O que acha do plano de ajustamento em Portugal?

Eu não tenho um conhecimento detalhado da situação, estou solidário com o país e espero que uma nação tão antiga consiga encontrar solução para esta crise. Acho que a austeridade não é o caminho certo para resolver isto, e tal como eu, a maioria do Parlamento Europeu também não concorda com estas medidas. No entanto, a decisão final de implementar esta solução foi do Conselho Europeu.

Esta é a altura então de mudar o rumo das políticas para os países intervencionados?

Sim, é urgente! É uma necessidade depois do desastre da austeridade. Mesmo no que diz respeito ao Orçamento plurianual 2014-2020, se o Conselho não mudar a sua posição, eu vou pedir ao Parlamento para rejeitar a proposta do Conselho. Pedimos para aumentar o orçamento, porque neste momento o montante proposto não é nada para manter a sustentabilidade da Europa. Se o Conselho insistir nesta proposta, o Parlamento terá de ter a coragem para rejeitar. Esta pode ser a primeira vez na História que isto vai acontecer e a mim parece-me a altura certa para o fazer. Nós é que somos os representantes dos cidadão e temos de ter o mesmo peso que o Conselho.

Nas negociações sobre o orçamento plurianual tem faltado solidariedade entre os países europeus?

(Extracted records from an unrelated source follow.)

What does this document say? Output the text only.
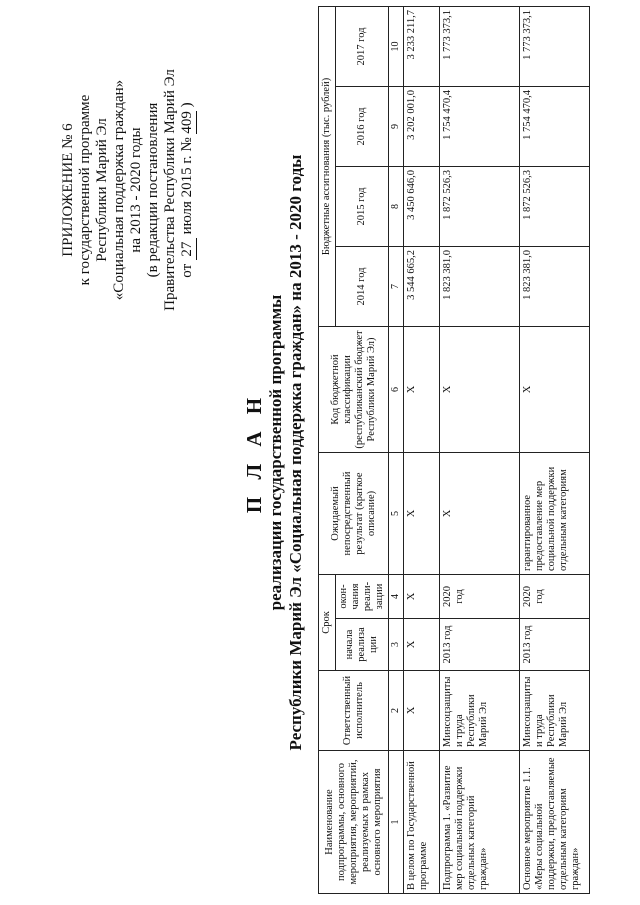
ПРИЛОЖЕНИЕ № 6 к государственной программе Республики Марий Эл «Социальная поддержка граждан» на 2013 - 2020 годы (в редакции постановления Правительства Республики Марий Эл от 27 июля 2015 г. № 409 )
П Л А Н реализации государственной программы Республики Марий Эл «Социальная поддержка граждан» на 2013 - 2020 годы
Наименование подпрограммы, основного мероприятия, мероприятий, реализуемых в рамках основного мероприятия	Ответственный исполнитель	Срок		Ожидаемый непосредственный результат (краткое описание)	Код бюджетной классификации (республиканский бюджет Республики Марий Эл)	Бюджетные ассигнования (тыс. рублей)			
		начала реализа ции	окон- чания реали- зации			2014 год	2015 год	2016 год	2017 год
1	2	3	4	5	6	7	8	9	10
В целом по Государственной программе	Х	Х	Х	Х	Х	3 544 665,2	3 450 646,0	3 202 001,0	3 233 211,7
Подпрограмма 1. «Развитие мер социальной поддержки отдельных категорий граждан»	Минсоцзащиты и труда Республики Марий Эл	2013 год	2020 год	Х	Х	1 823 381,0	1 872 526,3	1 754 470,4	1 773 373,1
Основное мероприятие 1.1. «Меры социальной поддержки, предоставляемые отдельным категориям граждан»	Минсоцзащиты и труда Республики Марий Эл	2013 год	2020 год	гарантированное предоставление мер социальной поддержки отдельным категориям	Х	1 823 381,0	1 872 526,3	1 754 470,4	1 773 373,1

Agora? A falta de solidariedade tem sido recorrente na Europa. Houve uma grande divisão entre os países do Sul e os países do Norte, mas desta maneira destruímos a Europa. Eu gostaria de perceber as razões que levaram os países do Norte a adoptar desde logo este tipo de divisões, mas peço agora aos cidadãos desses países que também percebam as nossas. Cabe-nos a todos construir uma Europa baseada num novo modelo de solidariedade e cooperação. Este será o desafio para todos.

Mas como e que isso de faz? Mais poderes para o Parlamento Europeu?

Eu considero que a campanha das eleições europeias em 2014 vai ser uma óptima ocasião para politizar este debate. As grandes famílias políticas têm de apresentar um candidato à presidência da Comissão Europeia e assim podemos pedir aos cidadãos que votem não só na lista de candidatos do seu país, mas também para o candidato de um governo europeu. E aí deveremos convocar uma nova revisão dos Tratados ou mesmo um novo Tratado para reforçar a Europa política.